Nachdem die Klingen der Guillotinen schon nach ein paar Dutzend Hinrichtungen unscharf wurden, war ich ständig im Einsatz. Ich hatte mir eine Route ausgetüftelt, die mich auf dem kürzest möglichen Weg zu jedem der acht Plätze brachte, an denen die Tötungsapparate standen. Allerdings schaffte ich meist nur einen oder zwei davon am Tag, sodass es eine ganze Woche dauern konnte, bis ich mit allen durch war.

Am Schlimmsten war es für mich jedoch, dass ich nicht von den schrecklichen Szenen der Hinrichtungen verschont blieb. Da man vorher nie genau sagen konnte, wie lange solch ein Spektakel dauerte, wurde ich unweigerlich immer wieder Zeuge der schauerlichen Aktion. Oft musste ich meine Arbeit dann in einer „Pause“ vor dem versammelten Publikum ausführen. Und nicht selten waren die Klingen erst von Blut-, Haar-, oder Knochenresten zu befreien. Immer wieder war ich kurz davor, mich zu übergeben.

Das einschneidendste Erlebnis gab es dann etwa ein Jahr nachdem ich meine neue Tätigkeit begonnen hatte.

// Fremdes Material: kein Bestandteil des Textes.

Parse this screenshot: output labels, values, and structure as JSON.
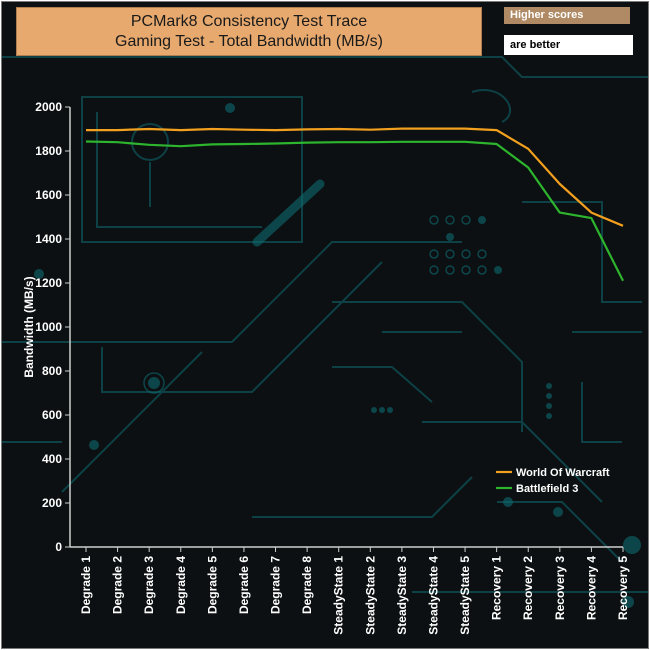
{
  "title_lines": [
    "PCMark8 Consistency Test Trace",
    "Gaming Test - Total Bandwidth (MB/s)"
  ],
  "badge": {
    "top": "Higher scores",
    "bottom": "are better"
  },
  "colors": {
    "background": "#0c1012",
    "circuit": "#0e6a70",
    "title_bg": "#e7a96e",
    "axis": "#cfcfcf"
  },
  "chart_data": {
    "type": "line",
    "title": "PCMark8 Consistency Test Trace Gaming Test - Total Bandwidth (MB/s)",
    "ylabel": "Bandwidth (MB/s)",
    "xlabel": "",
    "ylim": [
      0,
      2000
    ],
    "yticks": [
      0,
      200,
      400,
      600,
      800,
      1000,
      1200,
      1400,
      1600,
      1800,
      2000
    ],
    "grid": false,
    "legend_position": "bottom-right",
    "categories": [
      "Degrade 1",
      "Degrade 2",
      "Degrade 3",
      "Degrade 4",
      "Degrade 5",
      "Degrade 6",
      "Degrade 7",
      "Degrade 8",
      "SteadyState 1",
      "SteadyState 2",
      "SteadyState 3",
      "SteadyState 4",
      "SteadyState 5",
      "Recovery 1",
      "Recovery 2",
      "Recovery 3",
      "Recovery 4",
      "Recovery 5"
    ],
    "series": [
      {
        "name": "World Of Warcraft",
        "color": "#f2a01e",
        "values": [
          1895,
          1895,
          1900,
          1895,
          1900,
          1897,
          1895,
          1898,
          1900,
          1897,
          1902,
          1902,
          1902,
          1895,
          1810,
          1650,
          1520,
          1460
        ]
      },
      {
        "name": "Battlefield 3",
        "color": "#2db52d",
        "values": [
          1843,
          1840,
          1828,
          1822,
          1830,
          1832,
          1834,
          1838,
          1840,
          1840,
          1842,
          1842,
          1842,
          1832,
          1725,
          1520,
          1495,
          1210
        ]
      }
    ]
  }
}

Wieder musste ich in einer Pause zwischen zwei Hinrichtungen meine Arbeit verrichten und der Platz war voll von Menschen, wie ich es vorher nie erlebt hatte. Seltsame Spannung und Erwartung lag in der Luft und als die Klinge geschärft war und mir einer der Helfer des Scharfrichters half, sie wieder in der Apparatur zu befestigen, wurde mir der Grund klar: „Das müsste scharf genug sein, für die scharfe Königin!“ grinste er mich an.

Marie Antoinette! Und da sah ich auch schon, wie sie von zwei Männern herangeführt wurde. Man hatte ihr ein weißes Gewand angelegt und sie wirkte unbeteiligt und von einem ganz eigenen Stolz. Da war sie – die Frau aus meinen jugendlichen Phantasien. Und ich hatte gerade das Messer für sie gewetzt! Die Menge jubelte und mir wurde heiß und schwindlig. Diesmal konnte ich meine Übelkeit nicht zurückhalten. Als ich das „Krack“ hörte, musste ich mich übergeben.

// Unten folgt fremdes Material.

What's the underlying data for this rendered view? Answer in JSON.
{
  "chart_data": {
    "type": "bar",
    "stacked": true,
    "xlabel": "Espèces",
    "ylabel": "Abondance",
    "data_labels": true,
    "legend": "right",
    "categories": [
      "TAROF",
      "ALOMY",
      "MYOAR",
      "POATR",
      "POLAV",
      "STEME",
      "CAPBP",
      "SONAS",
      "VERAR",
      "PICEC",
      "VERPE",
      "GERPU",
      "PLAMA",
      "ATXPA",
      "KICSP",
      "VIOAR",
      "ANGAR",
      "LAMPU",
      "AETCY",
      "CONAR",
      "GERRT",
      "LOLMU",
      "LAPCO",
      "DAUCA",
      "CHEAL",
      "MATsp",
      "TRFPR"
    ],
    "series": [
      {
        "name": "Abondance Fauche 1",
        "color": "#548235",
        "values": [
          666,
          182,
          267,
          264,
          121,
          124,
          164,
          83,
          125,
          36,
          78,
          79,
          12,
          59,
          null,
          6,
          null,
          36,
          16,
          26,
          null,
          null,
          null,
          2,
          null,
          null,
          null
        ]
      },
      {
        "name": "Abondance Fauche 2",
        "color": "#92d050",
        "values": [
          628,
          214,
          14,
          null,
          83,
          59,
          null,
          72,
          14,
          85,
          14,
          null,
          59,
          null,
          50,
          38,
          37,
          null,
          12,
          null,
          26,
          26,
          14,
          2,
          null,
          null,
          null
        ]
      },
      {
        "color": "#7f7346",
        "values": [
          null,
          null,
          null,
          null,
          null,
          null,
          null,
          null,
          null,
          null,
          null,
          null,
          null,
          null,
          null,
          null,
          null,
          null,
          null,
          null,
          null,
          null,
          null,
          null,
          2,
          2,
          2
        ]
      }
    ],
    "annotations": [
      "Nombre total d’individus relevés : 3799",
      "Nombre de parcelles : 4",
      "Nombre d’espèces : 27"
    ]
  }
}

Dieses Erlebnis war ein Einschnitt in Leben 22. Ich führte meine Tätigkeit weiterhin aus, noch etwa ein bis zwei Jahre, bis sich das Blatt gewendet hatte und der Terror der Hinrichtungen ein Ende fand. Doch was ich gesehen hatte, war zu viel gewesen. Ich fühlte eine Mitschuld am Tode all dieser Menschen, auch wenn mein Verstand mir sagte, dass ich nur meiner Arbeit nachgegangen war.

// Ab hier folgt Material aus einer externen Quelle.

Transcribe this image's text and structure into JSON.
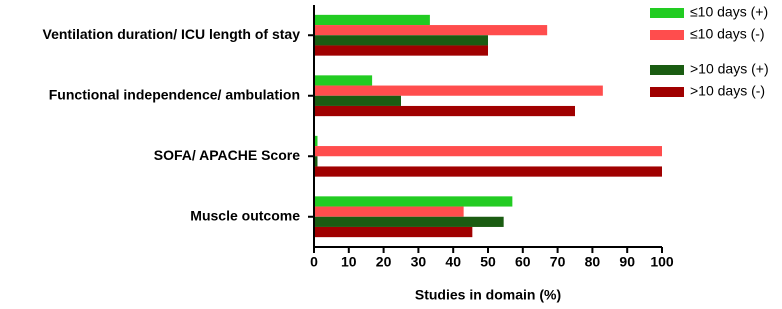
{
  "chart_data": {
    "type": "barh",
    "xlabel": "Studies in domain (%)",
    "categories": [
      "Ventilation duration/ ICU length of stay",
      "Functional independence/ ambulation",
      "SOFA/ APACHE Score",
      "Muscle outcome"
    ],
    "series": [
      {
        "name": "≤10 days (+)",
        "color": "#22cc22",
        "values": [
          33.3,
          16.7,
          1,
          57
        ]
      },
      {
        "name": "≤10 days (-)",
        "color": "#ff4d4d",
        "values": [
          67,
          83,
          100,
          43
        ]
      },
      {
        "name": ">10 days (+)",
        "color": "#1a5c12",
        "values": [
          50,
          25,
          1,
          54.5
        ]
      },
      {
        "name": ">10 days (-)",
        "color": "#a00000",
        "values": [
          50,
          75,
          100,
          45.5
        ]
      }
    ],
    "xlim": [
      0,
      100
    ],
    "xticks": [
      0,
      10,
      20,
      30,
      40,
      50,
      60,
      70,
      80,
      90,
      100
    ]
  }
}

Auch nach dieser Zeit war ich weiter für Tobias beschäftigt, den die letzten Jahre reich gemacht hatten. Wir waren wieder zu zweit in der ursprünglichen Werkstatt und bauten Klaviere. Aber meinen Frohsinn und meine Unbekümmertheit sollte ich nicht wieder finden.

So gibt es aus diesem Leben auch nichts Außergewöhnliches mehr zu berichten. Mein Tod im Alter von 47 Jahren wurde durch eine Blutvergiftung hervorgerufen, die ich mir durch den Schnitt an einer Rasierklinge zugezogen hatte: Sie war rostig und schlecht geschliffen.

Fazit aus Leben 22:

zu bearbeitende Themen:

Umgang mit Schuld
Zu sich selbst stehen, trotz Ablehnung durch Andere
Sich nicht mehr klein machen und ständig unterordnen
Seinem eigenen Urteil vertrauen
Die Augen nicht vor den Tatsachen verschließen
Aufhören vor unangenehmen Situationen zu fliehen, diese zu beschönigen.

Ergebnis: An jedem Thema wurde gearbeitet, keines jedoch entscheidend verändert oder gelöst.

Aufgabenstellung für Leben 23:

Suche Dir eine Situation, in der du wieder mit diesen Themen konfrontiert wirst.
Alternativ eine Situation in der ein Thema besonders hervorgehoben wird, vorzugsweise „Schuld“.